7. The taxpayer submitted that he should obtain deduction for the whole of the losses in lieu of half, because he was the only income earner in the family, and thus all the losses associated with the property had to be met from his income. He went on to state that, whilst there was no formal agreement between his wife and himself that he should lay claim to deduction of all the losses, they both shared the view that if losses were to be incurred in renting out the house the effect of those losses should at least be minimised by having him claim them in full as a tax deduction.
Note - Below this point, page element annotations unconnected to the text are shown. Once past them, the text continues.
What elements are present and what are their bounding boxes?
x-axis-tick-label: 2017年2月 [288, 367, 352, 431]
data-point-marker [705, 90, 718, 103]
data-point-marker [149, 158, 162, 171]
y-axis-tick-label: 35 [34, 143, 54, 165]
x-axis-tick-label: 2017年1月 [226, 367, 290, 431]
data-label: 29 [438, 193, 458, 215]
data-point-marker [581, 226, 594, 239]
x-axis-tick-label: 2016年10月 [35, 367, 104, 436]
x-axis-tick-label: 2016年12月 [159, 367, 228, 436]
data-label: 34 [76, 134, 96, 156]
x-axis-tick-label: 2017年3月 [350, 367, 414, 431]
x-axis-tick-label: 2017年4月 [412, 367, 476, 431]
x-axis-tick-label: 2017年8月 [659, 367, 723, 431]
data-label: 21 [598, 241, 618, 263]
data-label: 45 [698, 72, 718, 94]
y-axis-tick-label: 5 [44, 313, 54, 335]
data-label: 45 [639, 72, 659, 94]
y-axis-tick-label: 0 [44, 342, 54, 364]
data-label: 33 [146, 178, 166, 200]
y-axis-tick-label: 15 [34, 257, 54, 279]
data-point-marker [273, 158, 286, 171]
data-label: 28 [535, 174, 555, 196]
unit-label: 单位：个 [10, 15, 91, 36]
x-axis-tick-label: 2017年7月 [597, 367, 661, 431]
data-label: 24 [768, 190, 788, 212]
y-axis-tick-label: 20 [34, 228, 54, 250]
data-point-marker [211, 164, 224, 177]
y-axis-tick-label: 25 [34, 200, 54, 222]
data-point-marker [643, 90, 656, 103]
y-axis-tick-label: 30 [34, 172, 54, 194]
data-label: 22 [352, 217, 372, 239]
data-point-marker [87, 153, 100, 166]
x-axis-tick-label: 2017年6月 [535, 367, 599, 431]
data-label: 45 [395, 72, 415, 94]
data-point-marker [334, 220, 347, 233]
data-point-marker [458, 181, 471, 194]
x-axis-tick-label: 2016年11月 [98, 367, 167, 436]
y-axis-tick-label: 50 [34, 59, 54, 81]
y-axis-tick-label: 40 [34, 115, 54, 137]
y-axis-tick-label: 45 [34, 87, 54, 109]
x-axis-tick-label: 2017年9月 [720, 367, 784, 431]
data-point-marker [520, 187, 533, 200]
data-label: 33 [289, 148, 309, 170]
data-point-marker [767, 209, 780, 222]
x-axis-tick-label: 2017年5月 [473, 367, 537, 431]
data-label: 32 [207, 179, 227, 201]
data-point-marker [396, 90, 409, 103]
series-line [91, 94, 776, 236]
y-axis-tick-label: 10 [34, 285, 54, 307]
We have no reason to doubt that that was in fact the arrangement which the taxpayer had with his wife.
8. Unfortunately for the taxpayer, the legal consequences which flow from owning the residence jointly with his wife are not affected by their private arrangement for claiming deduction of its operating losses. Each of them is as much entitled to any part of the house property as the other. Neither of them can point to any part of the property as his or her own to the exclusion of the other. Similarly, either one of them cannot take the whole of the profits (or losses) to the exclusion of the other. (See Megarry and Wade, The Law of Real Property 2nd ed., pp. 392 and 393.) In the instant case we have seen that the couple owned their residence jointly and thus they were in receipt of the rental income jointly. The taxpayer did not seek to contend that his wife in any way alienated her right to receive her share of the income from the property.
9. Under sec. 6 of the Act a partnership is stated to mean:
``... an association of persons carrying on business as partners or in receipt of income jointly, but does not include a company;.''
Thus the definition extends the normal statutory definition of partnership and results in the taxpayer and his wife becoming partners as regards their assessability to income tax. No evidence was adduced by the taxpayer as to providing a basis for dividing profits and losses other than in equal shares, and therefore the action of the Commissioner in granting to the taxpayer deduction of 50% only of the partnership's losses is, we consider, eminently reasonable.
10. Accordingly, we are of the view that the decisions of the Commissioner on the objections should be upheld and the amended assessments confirmed.